During this particular time of the year, there are 45 days of prayer (I think that number is right) for good health.  We happened to walk through the village on one of the prayer days.  In the center of the city was a huge square (which, we discovered, doubles as a soccer field during non-prayer times) that had more than 600 people inside offering flowers and chanting simultaneously.  I didn't go inside, but I did peak in through the door, and the view was beautiful: people in saffron and brown robes kneeling and spreading huge clusters of flowers over the ground while a man spoke over a microphone, leading the prayer.  I wish I could've taken a picture, but I didn't want to interrupt peoples' concentration to determine if it was permitted.

The final point that I will make regarding this village is related to the friendliness of the people.  While in most locations around China, people predominantly keep to themselves (aside from the occasional "hello" and ensuing giggles after getting the attention of the foreigners), the people who I met in this region were genuinely outgoing and friendly.  Everywhere that our small group of westerners went, we were greeted with waves, the words "Tashi delek" ("Hello" in Tibetan) and big smiles, which often showed a gold tooth or two.  At one point we were even invited into a household when the weather turned bad and given tea, bread, Yak butter and an edible dough.  Even though we were willing to pay for the food that we ate, the head of the household insisted that we not give money.  THAT was a surprise to me after living in this country for three years - everything has a price in eastern China.  It was a very different experience than I was used to!

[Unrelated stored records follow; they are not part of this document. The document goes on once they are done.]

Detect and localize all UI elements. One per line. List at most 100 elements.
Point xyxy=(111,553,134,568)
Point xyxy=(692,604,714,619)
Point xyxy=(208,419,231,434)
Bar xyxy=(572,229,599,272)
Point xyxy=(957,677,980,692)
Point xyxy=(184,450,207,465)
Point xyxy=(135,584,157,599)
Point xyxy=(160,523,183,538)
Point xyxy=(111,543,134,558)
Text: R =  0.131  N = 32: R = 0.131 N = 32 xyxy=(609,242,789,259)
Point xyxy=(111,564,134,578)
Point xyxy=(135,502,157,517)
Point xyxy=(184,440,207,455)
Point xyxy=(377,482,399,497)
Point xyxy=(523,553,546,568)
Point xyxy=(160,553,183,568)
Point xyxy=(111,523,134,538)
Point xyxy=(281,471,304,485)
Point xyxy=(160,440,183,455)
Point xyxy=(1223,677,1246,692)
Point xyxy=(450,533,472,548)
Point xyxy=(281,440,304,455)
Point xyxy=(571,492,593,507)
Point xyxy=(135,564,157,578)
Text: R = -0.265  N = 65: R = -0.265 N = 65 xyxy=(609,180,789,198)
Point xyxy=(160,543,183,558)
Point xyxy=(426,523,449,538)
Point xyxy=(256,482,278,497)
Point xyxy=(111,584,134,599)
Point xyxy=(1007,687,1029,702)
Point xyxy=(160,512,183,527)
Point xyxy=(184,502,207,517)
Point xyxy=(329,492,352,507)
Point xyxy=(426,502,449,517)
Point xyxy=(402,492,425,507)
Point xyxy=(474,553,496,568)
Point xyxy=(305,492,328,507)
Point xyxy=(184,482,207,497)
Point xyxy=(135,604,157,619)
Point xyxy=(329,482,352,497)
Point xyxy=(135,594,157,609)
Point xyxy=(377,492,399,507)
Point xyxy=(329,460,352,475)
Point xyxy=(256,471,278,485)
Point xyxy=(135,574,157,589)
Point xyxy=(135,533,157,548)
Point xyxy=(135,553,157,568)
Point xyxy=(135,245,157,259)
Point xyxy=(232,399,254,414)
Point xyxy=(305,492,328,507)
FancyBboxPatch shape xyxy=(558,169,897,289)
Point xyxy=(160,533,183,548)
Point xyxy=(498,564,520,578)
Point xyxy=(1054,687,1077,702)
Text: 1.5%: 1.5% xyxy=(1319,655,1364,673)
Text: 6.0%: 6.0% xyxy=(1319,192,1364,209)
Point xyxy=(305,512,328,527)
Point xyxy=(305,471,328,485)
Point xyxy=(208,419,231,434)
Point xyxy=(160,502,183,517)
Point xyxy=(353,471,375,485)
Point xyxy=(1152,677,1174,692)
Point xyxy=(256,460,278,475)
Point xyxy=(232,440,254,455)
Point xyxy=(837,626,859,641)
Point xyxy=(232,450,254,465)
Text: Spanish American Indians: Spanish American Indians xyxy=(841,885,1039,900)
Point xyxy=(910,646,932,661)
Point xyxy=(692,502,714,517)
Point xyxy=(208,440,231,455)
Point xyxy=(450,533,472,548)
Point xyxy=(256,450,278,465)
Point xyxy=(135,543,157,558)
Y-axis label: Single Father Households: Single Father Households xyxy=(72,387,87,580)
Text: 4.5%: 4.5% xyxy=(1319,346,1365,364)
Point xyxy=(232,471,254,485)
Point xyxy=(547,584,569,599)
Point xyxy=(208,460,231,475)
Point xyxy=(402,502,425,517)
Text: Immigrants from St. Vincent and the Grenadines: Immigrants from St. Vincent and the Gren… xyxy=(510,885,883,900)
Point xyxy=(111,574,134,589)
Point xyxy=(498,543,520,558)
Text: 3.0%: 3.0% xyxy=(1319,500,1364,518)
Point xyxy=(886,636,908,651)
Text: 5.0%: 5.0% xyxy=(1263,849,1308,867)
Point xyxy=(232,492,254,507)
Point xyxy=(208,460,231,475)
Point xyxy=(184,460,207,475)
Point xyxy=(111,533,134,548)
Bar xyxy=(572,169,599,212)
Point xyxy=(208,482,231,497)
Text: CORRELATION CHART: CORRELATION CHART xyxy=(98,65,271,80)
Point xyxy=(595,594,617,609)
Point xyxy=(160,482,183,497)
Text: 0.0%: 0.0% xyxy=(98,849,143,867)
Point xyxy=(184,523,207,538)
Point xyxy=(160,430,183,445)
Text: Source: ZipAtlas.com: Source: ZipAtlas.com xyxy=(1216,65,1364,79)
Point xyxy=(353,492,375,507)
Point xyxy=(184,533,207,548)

All of this said, though, I only saw this kindness is directed toward westerners.  Based on other experiences, the same kindness is not generally or consistently directed toward the majority race of (Han) Chinese. It's too bad that, though the travelers who I have met tend to get along with both groups, the two groups have so much difficulty dealing with each other.

After the Hikes

The following day I took off early in the morning to Kangding.  Since then, I have essentially been dealing with administrative stuff: writing, reading, catching up on my blog posts, making my way to Chengdu, and relaxing as I prepare for the rest of my trip.

Later on today, I will be meeting up with two of my friends from Beijing: Jonny and Aaron.  We'll be spending the next 4 days here in Chengdu, and then I'll make my way south toward Hong Kong.